The tentative two-year agreement “will have lasting impacts on our students, communities, and our city. Your endless sacrifice, solidarity, and steadfast belief in a better SFUSD (San Francisco Unified School District) made the district finally prioritize our students and schools we all deserve,” the union said in a statement.
“None of this would have been possible without the thousands of you who have shown up to our board actions, signed petitions to commit to our campaign, written letters to our Board of Education, and—in the last four days—shown up in the rain to support your big bargaining team in the streets and at the beach.” A giant circle of people created a big “support our students” sign at Ocean Beach.
And when teachers called a mass march down the Embarcadero to City Hall during the strike, they not only drew local political support but also more than 20,000 people.
UESF represents 8,900 workers, including 6,400 teachers and 2,500 support staffers. A state report, that criticized the school district, said they teach and tend to the needs of almost 51,000 students, a majority of whom have special needs of various unspecified types.

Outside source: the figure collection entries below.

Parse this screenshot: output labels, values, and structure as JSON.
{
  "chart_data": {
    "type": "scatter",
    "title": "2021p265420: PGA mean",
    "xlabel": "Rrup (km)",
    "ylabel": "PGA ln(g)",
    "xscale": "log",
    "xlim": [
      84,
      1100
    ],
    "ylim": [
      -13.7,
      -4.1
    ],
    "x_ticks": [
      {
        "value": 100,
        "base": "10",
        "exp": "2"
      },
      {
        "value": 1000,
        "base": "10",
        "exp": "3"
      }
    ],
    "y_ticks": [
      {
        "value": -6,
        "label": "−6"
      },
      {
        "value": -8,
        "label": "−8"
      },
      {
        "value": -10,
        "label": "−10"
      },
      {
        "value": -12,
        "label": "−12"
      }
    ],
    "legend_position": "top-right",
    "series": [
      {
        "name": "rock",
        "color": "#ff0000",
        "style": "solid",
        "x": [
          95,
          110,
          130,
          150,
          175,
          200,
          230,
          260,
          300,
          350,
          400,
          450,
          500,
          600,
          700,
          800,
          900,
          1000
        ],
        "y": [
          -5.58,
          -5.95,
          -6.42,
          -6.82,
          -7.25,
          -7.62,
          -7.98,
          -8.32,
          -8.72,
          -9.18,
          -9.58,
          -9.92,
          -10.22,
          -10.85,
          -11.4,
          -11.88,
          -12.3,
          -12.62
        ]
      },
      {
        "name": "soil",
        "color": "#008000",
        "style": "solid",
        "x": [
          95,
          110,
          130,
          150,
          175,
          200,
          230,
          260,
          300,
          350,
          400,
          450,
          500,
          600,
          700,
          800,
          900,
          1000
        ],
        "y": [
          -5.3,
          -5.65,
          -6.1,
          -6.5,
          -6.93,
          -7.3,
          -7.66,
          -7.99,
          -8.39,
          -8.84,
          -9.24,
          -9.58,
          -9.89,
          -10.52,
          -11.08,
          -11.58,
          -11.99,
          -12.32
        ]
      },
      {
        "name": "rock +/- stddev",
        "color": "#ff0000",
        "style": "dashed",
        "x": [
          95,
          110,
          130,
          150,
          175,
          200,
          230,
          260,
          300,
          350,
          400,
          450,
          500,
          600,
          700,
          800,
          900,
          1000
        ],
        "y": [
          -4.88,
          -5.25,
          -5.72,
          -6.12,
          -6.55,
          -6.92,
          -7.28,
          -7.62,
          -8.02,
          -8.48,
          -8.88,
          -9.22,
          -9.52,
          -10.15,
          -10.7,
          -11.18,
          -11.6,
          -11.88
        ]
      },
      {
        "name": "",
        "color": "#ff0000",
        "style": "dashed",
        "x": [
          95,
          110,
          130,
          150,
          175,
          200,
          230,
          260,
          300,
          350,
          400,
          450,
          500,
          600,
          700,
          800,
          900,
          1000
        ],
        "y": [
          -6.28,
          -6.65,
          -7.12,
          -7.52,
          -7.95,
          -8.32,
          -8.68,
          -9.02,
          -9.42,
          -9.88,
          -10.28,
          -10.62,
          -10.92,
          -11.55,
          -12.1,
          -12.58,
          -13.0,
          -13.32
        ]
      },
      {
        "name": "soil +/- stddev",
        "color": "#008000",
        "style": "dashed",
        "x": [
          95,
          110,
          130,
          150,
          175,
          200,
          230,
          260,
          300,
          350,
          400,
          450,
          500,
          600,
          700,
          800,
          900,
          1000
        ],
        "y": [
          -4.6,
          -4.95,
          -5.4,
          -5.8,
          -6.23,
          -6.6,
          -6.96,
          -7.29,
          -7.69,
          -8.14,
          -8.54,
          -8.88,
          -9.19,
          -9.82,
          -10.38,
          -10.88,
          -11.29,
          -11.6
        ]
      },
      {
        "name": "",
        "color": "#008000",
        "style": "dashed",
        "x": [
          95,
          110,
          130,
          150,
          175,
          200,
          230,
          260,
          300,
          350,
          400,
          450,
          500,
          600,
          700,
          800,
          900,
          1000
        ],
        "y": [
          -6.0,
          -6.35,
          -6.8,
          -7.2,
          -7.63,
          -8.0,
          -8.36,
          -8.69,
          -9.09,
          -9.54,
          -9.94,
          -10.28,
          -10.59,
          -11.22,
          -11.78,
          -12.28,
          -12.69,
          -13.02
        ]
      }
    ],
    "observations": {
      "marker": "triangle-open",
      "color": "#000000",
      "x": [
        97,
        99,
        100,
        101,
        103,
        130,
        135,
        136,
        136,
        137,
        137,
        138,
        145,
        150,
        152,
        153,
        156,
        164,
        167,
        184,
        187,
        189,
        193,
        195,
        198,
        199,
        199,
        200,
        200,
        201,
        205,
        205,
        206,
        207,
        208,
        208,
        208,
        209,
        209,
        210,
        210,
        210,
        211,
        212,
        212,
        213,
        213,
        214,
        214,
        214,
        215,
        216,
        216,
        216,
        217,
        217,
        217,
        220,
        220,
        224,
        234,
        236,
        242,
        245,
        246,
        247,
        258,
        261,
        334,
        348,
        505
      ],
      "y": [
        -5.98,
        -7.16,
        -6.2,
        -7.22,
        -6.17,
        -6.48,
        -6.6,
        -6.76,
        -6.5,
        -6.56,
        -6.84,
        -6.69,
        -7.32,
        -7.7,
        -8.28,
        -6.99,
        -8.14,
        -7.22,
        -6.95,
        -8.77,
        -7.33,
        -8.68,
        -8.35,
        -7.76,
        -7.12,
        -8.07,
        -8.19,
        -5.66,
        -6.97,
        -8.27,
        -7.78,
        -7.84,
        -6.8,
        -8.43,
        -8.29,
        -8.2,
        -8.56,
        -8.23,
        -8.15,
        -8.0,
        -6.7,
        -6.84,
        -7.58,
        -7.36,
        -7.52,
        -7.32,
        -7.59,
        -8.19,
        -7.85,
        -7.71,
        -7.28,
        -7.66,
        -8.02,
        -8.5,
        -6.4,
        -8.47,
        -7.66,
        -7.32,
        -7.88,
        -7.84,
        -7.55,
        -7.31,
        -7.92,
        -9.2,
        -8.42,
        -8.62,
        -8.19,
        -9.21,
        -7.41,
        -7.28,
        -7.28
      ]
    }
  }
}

The teachers are also successful at what they do, the report adds. San Francisco high schools have an 87% graduation rate. But the teachers lag behind their peers, it notes: Of eight Bay Area school districts, San Francisco was fifth in pay, and it suffered such a brain drain of teachers to adjoining districts that some classrooms have been without regular teachers for two years.
Management, pleading poverty despite a $112 million “rainy day fund,” proposed 2% raises over each of the next three years, starting on July 1. The bosses proposed paying for those hikes by eliminating Advanced Placement classes, paid sabbatical leave, department head prep pay, and class size limits.
Management lost on all those points, and the tentative agreement says teachers would receive a 5% raise over two years, while the lower-paid “classified employees,” the support staff, would receive 8.5% over that time and an extra paid floating holiday. Health care for workers and their families would be fully funded with limited cost increases.
The state added that fully paid health insurance for the workers and their families, which the union proposed and won, would cost $14 million more than currently. Besides health care retention and the raises, other tentative wins include more-decent work hours for special ed teachers and staff, continuing the school system’s status as “sanctuary schools” for undocumented children and children of undocumented people, curbs on outsourcing and use of artificial intelligence, and continuing to make schools temporary housing for the homeless.
The key point of the strike, union President Cassondra Curiel told a crowd of her members days before they officially walked, was that teachers and staff acted for their students, not themselves.
“The status quo is failing our students,” she said on February 5. “If we have to strike, we will strike for the students currently without a permanent educator.
“If district management chooses not to take responsibility, we will strike so educators can afford to ensure their families and housing in our communities. If the Board of Education does not take responsibility, we will strike to stop the exodus of highly qualified educators.”
“This strike allowed us to imagine our schools and classrooms as they should be, with staffing levels high enough that our students can learn and thrive. This is a foundation for a stable district,” the union said.
“It was our enduring collective power over 11 months of bargaining before and during the strike that forced SFUSD to prioritize students and educators, and it is our enduring collective power that will ensure that they continue to do so. In a city with historic wealth disparities, our wins tonight have reverberations beyond our classrooms, schools, and city.”